Hacker News new | ask | show | jobs
by gaelenh 4679 days ago
I wrote a similar image service (resize, crop, border, color analysis, format, and other fun features) a few years ago. It served about 6M image requests a day from 4 servers, plus a whole lot more from the CDN.

If you're using a CDN, just make sure they cache on query string parameters. Our resize controls were part of the URI, but the other commands were part of the QS. Our CDN stripped queries, so the first image would be cached and any calls with different QS would return the first hit.

A possible alternative that I never implemented was using the request header instead of the query string for additional commands.

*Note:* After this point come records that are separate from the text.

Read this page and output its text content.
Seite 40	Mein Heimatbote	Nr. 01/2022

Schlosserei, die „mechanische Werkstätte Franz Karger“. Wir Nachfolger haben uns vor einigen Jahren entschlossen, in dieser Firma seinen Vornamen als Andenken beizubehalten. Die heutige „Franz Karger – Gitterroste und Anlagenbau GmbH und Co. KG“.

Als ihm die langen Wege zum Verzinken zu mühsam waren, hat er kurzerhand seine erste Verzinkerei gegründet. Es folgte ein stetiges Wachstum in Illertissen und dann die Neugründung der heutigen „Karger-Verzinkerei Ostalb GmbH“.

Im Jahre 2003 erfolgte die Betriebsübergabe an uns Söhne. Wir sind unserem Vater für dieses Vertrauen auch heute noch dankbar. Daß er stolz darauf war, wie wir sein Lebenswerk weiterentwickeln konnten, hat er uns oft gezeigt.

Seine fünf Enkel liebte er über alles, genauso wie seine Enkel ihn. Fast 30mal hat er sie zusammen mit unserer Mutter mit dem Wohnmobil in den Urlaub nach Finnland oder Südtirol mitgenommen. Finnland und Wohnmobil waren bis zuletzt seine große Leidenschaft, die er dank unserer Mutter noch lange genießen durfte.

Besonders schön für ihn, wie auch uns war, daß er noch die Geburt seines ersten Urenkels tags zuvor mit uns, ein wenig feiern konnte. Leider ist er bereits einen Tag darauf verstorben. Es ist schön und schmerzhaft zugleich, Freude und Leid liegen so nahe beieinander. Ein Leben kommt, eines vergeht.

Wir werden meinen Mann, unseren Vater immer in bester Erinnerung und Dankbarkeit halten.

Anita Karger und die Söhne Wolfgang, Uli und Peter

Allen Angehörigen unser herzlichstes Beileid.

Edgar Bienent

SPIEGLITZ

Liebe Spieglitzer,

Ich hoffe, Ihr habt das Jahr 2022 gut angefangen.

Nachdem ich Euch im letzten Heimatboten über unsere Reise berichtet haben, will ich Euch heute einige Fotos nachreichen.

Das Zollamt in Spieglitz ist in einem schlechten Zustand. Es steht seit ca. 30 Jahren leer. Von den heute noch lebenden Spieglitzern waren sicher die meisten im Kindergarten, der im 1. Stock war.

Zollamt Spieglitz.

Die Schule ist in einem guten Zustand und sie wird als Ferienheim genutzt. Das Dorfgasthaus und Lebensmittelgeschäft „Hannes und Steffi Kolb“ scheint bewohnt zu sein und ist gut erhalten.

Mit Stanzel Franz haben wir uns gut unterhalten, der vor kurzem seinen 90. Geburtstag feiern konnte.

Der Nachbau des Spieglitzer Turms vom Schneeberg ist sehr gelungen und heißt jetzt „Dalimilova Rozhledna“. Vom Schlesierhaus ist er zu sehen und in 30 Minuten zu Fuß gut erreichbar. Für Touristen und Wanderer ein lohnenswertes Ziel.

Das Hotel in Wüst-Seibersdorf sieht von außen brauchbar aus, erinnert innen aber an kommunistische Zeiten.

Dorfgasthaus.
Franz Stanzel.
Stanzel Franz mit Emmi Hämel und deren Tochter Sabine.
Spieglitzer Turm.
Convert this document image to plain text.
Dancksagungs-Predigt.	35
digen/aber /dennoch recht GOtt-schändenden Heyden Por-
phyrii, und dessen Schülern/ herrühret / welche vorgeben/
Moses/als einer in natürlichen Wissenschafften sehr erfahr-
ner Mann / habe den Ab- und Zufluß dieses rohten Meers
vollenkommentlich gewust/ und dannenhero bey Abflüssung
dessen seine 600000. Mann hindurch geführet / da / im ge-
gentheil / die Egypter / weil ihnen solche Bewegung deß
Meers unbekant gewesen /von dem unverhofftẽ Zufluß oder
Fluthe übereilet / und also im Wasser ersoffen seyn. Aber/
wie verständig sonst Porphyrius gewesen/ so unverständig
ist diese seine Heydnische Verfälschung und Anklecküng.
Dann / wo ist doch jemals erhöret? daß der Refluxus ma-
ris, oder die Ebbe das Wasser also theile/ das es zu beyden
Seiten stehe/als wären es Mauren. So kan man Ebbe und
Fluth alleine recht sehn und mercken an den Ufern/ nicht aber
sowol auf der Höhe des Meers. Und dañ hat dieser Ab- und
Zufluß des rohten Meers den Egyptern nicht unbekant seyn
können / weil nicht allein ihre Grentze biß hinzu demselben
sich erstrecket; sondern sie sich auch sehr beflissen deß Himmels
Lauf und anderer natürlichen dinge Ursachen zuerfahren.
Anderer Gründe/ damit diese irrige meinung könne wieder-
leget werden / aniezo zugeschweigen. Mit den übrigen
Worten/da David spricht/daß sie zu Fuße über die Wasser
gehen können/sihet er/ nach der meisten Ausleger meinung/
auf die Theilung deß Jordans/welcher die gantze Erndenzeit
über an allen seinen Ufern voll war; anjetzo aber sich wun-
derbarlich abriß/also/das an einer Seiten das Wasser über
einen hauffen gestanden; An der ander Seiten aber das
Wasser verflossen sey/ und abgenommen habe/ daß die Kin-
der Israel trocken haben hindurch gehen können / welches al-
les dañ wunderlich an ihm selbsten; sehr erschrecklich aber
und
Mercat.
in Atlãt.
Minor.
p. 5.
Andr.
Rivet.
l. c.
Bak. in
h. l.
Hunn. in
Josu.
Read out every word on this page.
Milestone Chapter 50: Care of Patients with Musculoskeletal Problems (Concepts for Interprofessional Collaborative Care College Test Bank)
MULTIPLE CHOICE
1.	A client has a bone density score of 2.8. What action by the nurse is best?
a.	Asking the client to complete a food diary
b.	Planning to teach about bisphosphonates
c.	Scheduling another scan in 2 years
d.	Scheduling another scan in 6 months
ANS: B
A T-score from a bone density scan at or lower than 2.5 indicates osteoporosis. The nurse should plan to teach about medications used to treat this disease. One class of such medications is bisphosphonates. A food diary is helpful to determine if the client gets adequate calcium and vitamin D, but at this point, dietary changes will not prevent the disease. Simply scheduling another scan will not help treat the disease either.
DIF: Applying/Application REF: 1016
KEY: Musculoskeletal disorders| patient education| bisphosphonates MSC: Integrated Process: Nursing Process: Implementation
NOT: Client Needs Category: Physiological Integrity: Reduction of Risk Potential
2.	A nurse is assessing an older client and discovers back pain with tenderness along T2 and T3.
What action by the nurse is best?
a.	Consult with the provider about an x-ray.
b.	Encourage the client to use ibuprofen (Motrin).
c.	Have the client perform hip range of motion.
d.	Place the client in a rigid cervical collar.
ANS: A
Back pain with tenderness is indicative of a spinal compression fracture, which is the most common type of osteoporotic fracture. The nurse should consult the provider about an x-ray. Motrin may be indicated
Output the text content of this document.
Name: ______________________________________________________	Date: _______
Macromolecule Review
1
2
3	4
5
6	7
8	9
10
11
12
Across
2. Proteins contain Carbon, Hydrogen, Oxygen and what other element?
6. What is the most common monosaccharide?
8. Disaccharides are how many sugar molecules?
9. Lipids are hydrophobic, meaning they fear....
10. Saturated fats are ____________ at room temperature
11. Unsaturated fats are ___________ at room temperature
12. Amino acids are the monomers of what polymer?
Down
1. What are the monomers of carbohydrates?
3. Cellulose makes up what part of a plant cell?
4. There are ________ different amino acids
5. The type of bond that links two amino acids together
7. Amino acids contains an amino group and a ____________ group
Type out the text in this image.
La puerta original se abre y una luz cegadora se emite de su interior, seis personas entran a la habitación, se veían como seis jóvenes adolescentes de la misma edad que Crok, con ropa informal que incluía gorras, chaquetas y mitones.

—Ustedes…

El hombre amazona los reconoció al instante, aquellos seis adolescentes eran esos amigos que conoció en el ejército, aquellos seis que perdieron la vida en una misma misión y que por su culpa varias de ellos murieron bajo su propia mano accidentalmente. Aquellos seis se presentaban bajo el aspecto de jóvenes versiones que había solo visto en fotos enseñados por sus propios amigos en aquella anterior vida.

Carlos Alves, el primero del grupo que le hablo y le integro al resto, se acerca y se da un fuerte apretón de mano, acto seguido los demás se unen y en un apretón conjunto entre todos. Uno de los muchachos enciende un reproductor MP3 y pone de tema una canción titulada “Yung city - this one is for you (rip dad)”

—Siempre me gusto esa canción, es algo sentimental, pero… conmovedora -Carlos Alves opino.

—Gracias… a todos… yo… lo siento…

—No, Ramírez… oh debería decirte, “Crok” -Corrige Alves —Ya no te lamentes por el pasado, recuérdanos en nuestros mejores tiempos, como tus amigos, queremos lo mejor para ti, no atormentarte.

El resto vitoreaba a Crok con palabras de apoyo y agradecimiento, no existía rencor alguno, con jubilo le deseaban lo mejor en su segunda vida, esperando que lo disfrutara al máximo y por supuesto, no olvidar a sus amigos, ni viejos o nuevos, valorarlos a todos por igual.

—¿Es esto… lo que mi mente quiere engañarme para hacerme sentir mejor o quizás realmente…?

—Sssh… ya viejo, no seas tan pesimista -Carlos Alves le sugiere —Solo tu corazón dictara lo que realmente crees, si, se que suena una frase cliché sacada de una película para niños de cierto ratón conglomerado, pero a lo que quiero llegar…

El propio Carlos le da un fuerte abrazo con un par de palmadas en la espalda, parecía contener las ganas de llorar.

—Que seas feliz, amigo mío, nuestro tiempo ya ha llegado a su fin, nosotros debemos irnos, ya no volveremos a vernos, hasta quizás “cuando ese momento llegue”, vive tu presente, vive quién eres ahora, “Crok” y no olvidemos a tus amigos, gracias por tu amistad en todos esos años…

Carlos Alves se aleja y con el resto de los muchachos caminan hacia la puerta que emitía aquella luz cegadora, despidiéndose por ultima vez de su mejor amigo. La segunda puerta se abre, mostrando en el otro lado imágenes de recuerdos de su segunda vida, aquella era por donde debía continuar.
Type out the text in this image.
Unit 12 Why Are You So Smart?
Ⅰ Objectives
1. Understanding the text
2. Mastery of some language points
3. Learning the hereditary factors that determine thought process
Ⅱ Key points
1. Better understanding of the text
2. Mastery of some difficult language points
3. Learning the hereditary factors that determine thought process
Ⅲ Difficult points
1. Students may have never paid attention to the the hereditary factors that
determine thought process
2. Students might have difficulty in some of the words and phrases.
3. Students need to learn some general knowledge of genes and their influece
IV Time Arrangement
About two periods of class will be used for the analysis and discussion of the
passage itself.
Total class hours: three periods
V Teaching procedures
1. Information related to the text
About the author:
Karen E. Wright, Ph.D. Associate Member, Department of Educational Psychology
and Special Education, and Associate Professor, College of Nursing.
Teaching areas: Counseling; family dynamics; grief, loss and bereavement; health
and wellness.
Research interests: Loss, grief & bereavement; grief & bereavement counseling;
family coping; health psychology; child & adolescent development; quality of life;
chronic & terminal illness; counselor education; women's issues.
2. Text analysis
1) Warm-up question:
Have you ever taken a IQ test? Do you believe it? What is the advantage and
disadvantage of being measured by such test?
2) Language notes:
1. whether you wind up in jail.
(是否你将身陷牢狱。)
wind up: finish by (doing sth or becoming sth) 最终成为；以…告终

Edit to add: Also, if you have lots of resized images on a page, be careful when Google or Bing scraped you. Your CPU and IO will go through the roof as your servers go crazy trying to dynamically generate all the images.

2 comments

Kind of strange the bots would spike you. Wouldn't anything on a page have been used before and thus cached on your server as a file? I've written all this stuff before as well, including overlaying site logo on images that were hotlinked to boot, but I always cached to the file system anything I had to generate the first time it was requested and simply served it after.
Short version: We had direct access to all the large news image providers and analyzed the images for topic and story identification. We used this data to dynamically generate hundreds of thousands of pages. Way too much data to cache to file (our storage cluster was many many terabytes). We used a CDN to cache the images. When a bot would scrape, it would hit all the old pages that fell out of the cache. Perhaps our fault for having such a large sitemap.xml.
So what happened to it? Are you still running it? If not, why not?
Not running (probably). We were acquired by a competitor. Last I heard, they upgrade their image server code with the bare essential features to migrate over our clients. A lot of good software was buried in that acquisition.